Он открывает глаза. Кругом пустыня. Горячий песок жжет ладони. Впереди клубится пыль от уходящих. По горизонту тянутся розовые, как солдатские лица, невысокие горы. Около них крутятся песчаные смерчи. Мимо него проползает огромная черепаха, касаясь жаркой, сухой лапой его пальцев. Он отдергивает руку, смотрит в небо. Не различить по этому серо-синему туманному блеску какой час, утро это или вечер. Все ниже приникает вдали клубящаяся пыль за уходящими. А песок мягкий, как пудра, горячий и глубокий, и низкий ветер наносит его волну за волной. Горло горит, хочется пить, но ведь воды в баках немного, ее нужно беречь для раненых, он не позволит себе тратить ее на себя. «Приподымите меня! — встает в ушах крик Парнева. — Там флаг! Красный флаг! Почему он круглый, раскаленный, там, над уходящими? Они его уносят? А он тут остается.

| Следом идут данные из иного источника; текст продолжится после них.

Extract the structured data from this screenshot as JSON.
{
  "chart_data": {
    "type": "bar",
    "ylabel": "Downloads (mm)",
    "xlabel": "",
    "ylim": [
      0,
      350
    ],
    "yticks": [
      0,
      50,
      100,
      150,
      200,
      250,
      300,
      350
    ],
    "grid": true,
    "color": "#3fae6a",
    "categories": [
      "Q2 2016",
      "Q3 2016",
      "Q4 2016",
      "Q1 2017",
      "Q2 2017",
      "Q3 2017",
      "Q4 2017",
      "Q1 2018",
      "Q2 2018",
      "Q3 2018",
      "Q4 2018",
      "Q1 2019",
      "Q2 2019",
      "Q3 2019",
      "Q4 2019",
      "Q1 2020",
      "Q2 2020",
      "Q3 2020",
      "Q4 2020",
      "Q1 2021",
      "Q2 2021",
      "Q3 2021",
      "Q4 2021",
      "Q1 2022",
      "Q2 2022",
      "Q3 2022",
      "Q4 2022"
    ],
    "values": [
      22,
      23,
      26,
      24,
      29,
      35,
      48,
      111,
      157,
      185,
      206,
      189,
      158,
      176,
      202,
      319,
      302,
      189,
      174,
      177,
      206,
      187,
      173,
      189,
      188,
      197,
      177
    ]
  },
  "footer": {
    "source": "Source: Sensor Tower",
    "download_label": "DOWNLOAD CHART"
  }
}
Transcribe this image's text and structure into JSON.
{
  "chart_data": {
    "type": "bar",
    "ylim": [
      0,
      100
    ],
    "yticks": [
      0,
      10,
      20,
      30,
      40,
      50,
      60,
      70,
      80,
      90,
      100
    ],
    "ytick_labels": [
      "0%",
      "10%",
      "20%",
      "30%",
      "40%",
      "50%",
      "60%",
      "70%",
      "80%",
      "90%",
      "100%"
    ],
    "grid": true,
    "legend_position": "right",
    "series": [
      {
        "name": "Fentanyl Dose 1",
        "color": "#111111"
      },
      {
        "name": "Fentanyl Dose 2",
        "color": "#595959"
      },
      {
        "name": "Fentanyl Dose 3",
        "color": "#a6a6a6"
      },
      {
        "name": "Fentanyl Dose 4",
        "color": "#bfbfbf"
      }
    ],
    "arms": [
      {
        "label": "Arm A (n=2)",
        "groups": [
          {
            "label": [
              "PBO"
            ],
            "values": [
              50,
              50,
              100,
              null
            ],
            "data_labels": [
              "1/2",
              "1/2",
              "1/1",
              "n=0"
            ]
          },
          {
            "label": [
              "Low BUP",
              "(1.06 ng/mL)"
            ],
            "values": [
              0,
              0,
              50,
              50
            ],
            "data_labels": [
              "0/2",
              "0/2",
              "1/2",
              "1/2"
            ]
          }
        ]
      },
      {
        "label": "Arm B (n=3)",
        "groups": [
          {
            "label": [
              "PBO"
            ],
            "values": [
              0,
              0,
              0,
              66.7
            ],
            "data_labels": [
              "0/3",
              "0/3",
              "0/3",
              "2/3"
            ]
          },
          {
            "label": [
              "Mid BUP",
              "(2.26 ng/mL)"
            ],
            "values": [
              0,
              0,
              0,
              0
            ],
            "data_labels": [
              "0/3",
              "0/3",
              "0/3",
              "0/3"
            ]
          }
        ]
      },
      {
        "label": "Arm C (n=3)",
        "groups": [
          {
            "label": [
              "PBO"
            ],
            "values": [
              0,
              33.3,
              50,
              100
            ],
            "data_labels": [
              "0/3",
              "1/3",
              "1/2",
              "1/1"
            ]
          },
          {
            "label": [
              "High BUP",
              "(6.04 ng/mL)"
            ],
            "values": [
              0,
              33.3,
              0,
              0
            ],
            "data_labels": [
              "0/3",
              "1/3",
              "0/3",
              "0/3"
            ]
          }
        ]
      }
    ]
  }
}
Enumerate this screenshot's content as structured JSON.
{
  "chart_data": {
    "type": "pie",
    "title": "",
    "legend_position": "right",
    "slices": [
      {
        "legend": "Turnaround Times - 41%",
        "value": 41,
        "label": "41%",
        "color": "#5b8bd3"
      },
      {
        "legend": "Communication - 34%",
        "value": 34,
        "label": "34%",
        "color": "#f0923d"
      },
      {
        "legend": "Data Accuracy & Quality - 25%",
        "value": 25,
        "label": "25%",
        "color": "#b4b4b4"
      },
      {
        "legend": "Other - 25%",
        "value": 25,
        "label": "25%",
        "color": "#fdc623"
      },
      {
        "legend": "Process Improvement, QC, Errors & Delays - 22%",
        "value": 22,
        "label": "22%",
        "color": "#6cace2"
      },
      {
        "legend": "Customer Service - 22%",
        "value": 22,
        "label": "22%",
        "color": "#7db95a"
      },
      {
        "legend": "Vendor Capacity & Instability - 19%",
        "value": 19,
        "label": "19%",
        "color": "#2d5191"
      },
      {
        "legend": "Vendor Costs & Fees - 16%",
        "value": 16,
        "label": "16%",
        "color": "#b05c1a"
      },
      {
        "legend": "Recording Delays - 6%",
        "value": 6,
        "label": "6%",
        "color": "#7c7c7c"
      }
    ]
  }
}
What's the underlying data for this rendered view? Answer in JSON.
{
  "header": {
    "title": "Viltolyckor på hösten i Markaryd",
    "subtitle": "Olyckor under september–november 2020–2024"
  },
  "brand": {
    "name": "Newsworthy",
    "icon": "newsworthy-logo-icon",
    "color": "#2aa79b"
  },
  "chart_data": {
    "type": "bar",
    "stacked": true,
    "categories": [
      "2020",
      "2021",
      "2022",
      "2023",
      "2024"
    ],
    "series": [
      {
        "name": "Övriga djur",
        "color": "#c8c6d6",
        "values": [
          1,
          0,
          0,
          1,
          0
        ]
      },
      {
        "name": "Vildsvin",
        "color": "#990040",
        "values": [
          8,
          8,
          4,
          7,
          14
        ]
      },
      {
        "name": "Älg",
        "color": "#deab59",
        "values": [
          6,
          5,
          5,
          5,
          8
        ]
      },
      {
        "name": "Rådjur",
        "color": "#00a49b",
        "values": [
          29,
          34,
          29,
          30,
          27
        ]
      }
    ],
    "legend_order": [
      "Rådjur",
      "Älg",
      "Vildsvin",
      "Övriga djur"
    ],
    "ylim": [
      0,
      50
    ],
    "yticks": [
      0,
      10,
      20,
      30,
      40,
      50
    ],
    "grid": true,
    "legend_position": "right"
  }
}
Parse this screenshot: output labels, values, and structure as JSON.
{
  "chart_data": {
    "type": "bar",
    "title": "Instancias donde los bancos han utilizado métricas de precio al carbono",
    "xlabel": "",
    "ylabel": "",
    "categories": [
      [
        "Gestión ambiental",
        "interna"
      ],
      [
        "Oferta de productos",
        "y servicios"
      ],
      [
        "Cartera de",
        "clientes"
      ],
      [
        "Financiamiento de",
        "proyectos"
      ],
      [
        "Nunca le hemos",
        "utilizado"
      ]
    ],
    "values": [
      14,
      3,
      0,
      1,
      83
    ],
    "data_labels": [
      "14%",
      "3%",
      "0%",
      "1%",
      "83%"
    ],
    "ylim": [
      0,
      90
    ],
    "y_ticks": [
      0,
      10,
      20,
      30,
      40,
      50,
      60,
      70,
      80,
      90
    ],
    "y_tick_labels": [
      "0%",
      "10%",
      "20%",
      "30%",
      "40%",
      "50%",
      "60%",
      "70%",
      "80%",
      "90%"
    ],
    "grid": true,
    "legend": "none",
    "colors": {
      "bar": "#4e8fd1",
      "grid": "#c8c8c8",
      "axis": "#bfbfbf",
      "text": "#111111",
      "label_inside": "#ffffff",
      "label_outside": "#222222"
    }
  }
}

Где он?»
Он приподымается на локтях, с трудом высвобождая их из песка, смотрит вокруг: низкие розовые горы стоят кругом… нет, это не горы, — это люди, это их загорелые лица… И вдруг беспощадная в своей ясности, острая и свежая, как струя воды, мысль прорезает ему сознание: он все вспомнил, он все понял!
В диком ужасе он вскакивает и бежит по глубокому песку и кричит вслед уходящим, которых уже не видно, и опять падает, не в силах одолеть этого затягивающего ноги песка.
В горле сухо и жарко, песок набивается в глаза, он подымается еще раз и опять падает. Тогда он переворачивается на живот и, выгребаясь из песка левой рукой, подымает правую из песка, из пустыни, как может высоко, туда, к уходящим, к красному флагу солнца, и последним, хриплым, еле слышным, — а ему кажется, что весь мир слышит, — голосом кричит:
— Я голосую! Голосую!..
Поздно: история проголосовала без него.
На днях, через десять лет после описываемых событий, на углу Тверской я встретил Цивеса. Мы расцеловались. Он растолстел. Работает в социалистической академии. Он мне рассказал, что Древков ликвидировал англичан в Архангельске, теперь управляет каким-то трестом, Цинадзе — видный работник в Грузинской республике, Батуров — в эмиграции, Гампель упоминался в недавнем процессе как фабрикант заграничных фальшивок, Тинкин, кажется, в Совкино. Я сказал Цивесу, что написал роман.